July 20th, 2012 at 3:42 pm
Yeah, I’m mostly with you on this one, Vern. While it’s a little flabbier and not quite as transcendent as The Dark Knight, it’s damn entertaining and a fitting ending. I need to see it again to really get into the themes and what not, but I do agree that, even at 165 minutes, it felt like there was a lot more that needed to be shown. I know usually two-part movies end up a little disappointing more often than not, but two two-hour plus movies probably would’ve been more accomodating to combine all three of the comic storylines (Knightfall, No Man’s Land and The Dark Knight Returns) this movie followed. We needed to see more of the day-to-day life of the citizens of Gotham, we needed to see more of what Alfred’s going through, etc.

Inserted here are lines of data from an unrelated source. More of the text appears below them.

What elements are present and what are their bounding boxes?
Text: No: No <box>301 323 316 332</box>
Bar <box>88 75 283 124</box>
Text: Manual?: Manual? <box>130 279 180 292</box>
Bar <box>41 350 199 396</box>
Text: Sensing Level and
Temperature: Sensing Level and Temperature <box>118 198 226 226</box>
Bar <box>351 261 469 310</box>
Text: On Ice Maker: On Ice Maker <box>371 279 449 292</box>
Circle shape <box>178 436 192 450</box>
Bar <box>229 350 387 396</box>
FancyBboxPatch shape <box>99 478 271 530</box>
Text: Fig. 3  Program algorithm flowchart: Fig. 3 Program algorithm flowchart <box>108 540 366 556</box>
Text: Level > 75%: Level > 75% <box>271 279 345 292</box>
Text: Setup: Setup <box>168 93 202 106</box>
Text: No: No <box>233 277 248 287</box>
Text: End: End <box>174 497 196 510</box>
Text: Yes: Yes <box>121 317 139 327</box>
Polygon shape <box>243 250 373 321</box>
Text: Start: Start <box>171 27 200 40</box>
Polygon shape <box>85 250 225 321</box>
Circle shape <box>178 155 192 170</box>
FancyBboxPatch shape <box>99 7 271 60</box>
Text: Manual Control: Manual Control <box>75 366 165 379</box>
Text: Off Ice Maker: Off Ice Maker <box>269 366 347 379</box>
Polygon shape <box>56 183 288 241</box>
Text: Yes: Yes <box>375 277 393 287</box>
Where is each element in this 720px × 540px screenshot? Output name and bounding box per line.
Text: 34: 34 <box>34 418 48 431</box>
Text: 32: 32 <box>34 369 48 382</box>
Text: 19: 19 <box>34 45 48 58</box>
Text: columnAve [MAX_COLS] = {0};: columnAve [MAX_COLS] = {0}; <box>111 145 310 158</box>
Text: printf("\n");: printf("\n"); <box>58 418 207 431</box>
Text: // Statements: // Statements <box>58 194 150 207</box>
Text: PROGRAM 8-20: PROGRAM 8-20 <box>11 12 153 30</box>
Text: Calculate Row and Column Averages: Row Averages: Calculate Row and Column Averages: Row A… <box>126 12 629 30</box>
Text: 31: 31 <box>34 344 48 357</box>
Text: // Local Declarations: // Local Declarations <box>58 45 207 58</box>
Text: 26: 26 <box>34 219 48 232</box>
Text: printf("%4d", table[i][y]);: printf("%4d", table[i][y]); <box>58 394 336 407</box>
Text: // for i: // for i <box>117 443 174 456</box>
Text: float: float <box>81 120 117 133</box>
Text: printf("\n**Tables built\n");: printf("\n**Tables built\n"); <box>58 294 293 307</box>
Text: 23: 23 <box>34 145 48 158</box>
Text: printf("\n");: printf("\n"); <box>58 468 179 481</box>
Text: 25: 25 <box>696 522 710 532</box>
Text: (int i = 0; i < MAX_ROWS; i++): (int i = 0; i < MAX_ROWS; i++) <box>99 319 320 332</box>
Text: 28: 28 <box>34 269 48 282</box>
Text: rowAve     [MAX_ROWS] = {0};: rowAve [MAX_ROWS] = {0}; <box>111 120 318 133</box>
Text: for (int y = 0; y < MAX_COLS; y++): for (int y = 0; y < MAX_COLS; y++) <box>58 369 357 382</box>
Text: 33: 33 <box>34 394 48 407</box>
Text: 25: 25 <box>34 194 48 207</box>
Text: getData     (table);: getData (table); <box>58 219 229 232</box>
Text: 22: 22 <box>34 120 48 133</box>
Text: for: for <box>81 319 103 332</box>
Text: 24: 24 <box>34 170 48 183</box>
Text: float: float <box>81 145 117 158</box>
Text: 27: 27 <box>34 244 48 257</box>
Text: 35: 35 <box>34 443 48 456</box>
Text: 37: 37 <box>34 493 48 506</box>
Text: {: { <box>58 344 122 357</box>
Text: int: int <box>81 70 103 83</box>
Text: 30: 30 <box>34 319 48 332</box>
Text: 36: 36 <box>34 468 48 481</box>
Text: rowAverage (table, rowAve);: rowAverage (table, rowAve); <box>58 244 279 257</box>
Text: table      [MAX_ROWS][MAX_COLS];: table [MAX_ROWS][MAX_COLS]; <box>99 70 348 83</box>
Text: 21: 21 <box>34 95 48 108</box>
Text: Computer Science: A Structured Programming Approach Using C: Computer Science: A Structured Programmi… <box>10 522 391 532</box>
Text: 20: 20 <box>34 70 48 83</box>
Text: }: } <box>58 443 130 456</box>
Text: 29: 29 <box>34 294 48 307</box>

And I think it was a misstep having him in a cane and having him out of the game for a few years. It would have been more interesting to start off with him unable to patrol because of the increasingly heavy police awareness and then to have him broken by Bane. By starting him off gimpy and then almost instantly being back to normal, it kind of undercut Bane’s vicious beatdown. (And yeah, him breaking the cowl was one of the coolest images I’ve seen in one of these movies.)
The villanous plot needed to be a little more fleshed out too I think. Was Bane the one who pushed the League into a more extremist light? You’re right in that Ra’s would never align himself with the scum who ruined the city in the first place, so was it Bane’s influence over Talia that led to a more diabolical, one-dimensional plot? Ra’s in the first one thought he was helping the world by ripping Gotham to pieces. If that was the end goal, and Talia just wanted to fulfill her father’s destiny, why would they need the ordinary citizens to suffer for months before detonating the bomb?
And they should have pulled back on the flashbacks a bit. The Talia/Bane ones were fine but the first vision of Alfred at the restaurant which foreshadows the ending should have been removed. We can put together that the tunnel in India or wherever is similar to one he fell down as a child. No need to hammer it home with a flashback.
Overall, I thought it was solid, a bit overstuffed but never dull. I can’t wait to see it again to hopefully clear up some of my questions and/or problems.